Getting audited is scary, so it’s important to know what kind of support you’re getting from your tax software. First, be sure you know the difference between “support” and “defense.” With most providers, audit support (or “assistance”) typically means guidance about what to expect and how to prepare — that’s it. Audit defense, on the other hand, gets you full representation before the IRS from a tax professional.
TurboTax gives everyone free audit “guidance” from a tax pro to help you understand what’s going on if you get that dreaded letter, but if you want someone to represent you in front of the IRS, you’ll need TurboTax’s audit defense product, called Max Defend & Restore. It costs $39.99.
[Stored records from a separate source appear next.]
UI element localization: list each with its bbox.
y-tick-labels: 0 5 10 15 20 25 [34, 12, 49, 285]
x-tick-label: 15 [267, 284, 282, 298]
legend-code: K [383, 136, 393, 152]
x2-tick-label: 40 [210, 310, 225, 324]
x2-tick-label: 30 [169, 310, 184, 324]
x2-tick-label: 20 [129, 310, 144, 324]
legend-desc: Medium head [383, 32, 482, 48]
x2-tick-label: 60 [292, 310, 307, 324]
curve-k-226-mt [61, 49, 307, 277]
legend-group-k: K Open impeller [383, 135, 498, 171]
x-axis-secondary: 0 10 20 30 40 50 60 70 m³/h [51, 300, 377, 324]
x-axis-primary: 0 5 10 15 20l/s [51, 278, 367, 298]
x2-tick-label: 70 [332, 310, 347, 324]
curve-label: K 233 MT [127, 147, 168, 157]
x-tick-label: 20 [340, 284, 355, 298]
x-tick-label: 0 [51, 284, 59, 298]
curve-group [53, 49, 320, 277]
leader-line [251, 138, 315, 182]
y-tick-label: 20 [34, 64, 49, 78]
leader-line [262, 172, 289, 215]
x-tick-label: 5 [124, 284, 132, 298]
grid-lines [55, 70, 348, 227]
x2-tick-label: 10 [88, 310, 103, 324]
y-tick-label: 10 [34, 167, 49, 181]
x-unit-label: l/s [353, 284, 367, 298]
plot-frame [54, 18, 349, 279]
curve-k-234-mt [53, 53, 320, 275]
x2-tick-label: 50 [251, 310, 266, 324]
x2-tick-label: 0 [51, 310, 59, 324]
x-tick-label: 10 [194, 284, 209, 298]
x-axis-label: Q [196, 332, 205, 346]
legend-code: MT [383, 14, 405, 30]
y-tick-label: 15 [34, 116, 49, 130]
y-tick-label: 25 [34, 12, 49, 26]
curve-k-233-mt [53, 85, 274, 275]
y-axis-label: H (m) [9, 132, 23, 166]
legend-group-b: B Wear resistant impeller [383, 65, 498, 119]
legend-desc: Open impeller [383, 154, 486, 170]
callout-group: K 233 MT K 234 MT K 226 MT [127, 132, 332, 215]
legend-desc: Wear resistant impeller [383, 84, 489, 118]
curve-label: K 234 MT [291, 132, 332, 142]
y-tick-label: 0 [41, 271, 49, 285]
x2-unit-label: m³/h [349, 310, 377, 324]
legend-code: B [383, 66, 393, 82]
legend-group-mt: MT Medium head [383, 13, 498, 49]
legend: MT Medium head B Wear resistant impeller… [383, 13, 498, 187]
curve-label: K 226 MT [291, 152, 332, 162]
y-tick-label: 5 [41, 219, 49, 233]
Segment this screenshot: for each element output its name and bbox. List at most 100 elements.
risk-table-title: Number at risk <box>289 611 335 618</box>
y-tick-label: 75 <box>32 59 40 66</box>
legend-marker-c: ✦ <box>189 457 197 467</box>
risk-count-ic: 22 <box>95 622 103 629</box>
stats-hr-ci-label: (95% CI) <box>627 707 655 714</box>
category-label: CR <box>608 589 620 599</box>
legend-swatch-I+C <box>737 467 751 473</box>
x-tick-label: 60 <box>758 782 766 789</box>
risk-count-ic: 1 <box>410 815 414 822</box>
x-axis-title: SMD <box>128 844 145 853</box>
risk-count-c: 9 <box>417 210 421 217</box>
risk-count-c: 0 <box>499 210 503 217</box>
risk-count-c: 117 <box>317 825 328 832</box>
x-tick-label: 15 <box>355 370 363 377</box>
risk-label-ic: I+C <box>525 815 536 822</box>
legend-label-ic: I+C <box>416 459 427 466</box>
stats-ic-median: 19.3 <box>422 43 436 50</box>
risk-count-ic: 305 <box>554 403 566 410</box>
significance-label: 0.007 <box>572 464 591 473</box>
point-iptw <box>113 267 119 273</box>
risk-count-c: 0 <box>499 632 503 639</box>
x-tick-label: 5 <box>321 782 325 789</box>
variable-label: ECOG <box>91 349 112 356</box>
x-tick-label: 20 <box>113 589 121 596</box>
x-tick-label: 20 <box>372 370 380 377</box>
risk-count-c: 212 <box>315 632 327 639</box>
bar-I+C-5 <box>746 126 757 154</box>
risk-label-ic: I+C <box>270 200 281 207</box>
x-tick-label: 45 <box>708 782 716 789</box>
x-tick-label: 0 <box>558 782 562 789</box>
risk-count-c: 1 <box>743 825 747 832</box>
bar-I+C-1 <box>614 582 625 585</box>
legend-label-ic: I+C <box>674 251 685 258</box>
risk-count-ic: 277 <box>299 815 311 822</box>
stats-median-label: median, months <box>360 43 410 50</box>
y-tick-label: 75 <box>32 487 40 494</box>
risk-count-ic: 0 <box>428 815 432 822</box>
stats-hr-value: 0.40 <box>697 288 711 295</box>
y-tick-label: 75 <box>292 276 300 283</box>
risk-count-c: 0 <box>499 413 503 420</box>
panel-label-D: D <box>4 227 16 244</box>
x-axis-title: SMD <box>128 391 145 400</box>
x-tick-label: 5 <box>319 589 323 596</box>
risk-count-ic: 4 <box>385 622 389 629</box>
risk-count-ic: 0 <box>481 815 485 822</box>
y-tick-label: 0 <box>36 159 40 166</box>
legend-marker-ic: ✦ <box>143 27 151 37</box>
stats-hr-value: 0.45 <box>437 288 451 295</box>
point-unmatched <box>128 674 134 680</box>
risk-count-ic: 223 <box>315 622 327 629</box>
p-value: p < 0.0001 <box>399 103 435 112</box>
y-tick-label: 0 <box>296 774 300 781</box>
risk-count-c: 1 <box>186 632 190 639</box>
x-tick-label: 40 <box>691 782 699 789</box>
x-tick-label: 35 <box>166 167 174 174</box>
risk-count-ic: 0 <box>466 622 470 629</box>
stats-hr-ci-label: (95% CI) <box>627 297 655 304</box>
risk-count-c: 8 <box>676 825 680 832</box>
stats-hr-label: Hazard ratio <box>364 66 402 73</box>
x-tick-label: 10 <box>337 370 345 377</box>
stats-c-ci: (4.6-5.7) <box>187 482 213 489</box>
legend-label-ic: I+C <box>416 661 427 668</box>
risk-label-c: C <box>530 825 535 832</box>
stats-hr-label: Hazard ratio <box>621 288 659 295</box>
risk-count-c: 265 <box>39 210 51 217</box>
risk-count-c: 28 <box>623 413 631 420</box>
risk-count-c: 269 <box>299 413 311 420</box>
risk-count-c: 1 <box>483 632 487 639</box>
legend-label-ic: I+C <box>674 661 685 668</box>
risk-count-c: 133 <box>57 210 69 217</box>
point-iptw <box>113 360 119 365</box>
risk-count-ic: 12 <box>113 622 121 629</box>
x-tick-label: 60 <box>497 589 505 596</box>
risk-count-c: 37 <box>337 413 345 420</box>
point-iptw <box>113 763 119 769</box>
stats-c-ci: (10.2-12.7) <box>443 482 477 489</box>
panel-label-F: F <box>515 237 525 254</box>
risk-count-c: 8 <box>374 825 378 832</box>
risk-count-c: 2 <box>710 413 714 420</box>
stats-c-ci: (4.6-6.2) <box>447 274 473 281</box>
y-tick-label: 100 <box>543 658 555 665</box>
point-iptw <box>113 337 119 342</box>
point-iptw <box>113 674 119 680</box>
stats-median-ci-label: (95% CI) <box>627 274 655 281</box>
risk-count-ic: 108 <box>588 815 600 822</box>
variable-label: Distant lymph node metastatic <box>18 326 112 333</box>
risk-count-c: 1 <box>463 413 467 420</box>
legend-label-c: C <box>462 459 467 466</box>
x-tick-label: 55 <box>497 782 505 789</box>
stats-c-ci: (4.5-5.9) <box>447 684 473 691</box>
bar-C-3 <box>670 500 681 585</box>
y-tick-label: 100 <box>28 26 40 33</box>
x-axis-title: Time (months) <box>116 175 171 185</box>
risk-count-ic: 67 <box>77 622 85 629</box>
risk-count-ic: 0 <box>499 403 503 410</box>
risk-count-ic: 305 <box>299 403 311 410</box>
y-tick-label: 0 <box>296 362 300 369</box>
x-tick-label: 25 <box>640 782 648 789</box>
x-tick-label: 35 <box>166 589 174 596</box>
TaxAct’s audit assistance consists of a FAQ page on its website. But customers can buy audit defense from a partner company called Protection Plus for $49. Coverage includes three years of audit services for this year’s return, and TaxAct says the product will guide you through the audit process, handle IRS and state correspondence on your behalf, help with denied tax credits, as well as provide tax fraud assistance. You have to buy the coverage at the time of filing — you can’t but it after the fact.
Which one is right for you?
TaxAct costs less and still does plenty, so really take a hard look at this option. But if you like face-to-face support and can afford it, TurboTax has all the bells and whistles and is a very attractive choice.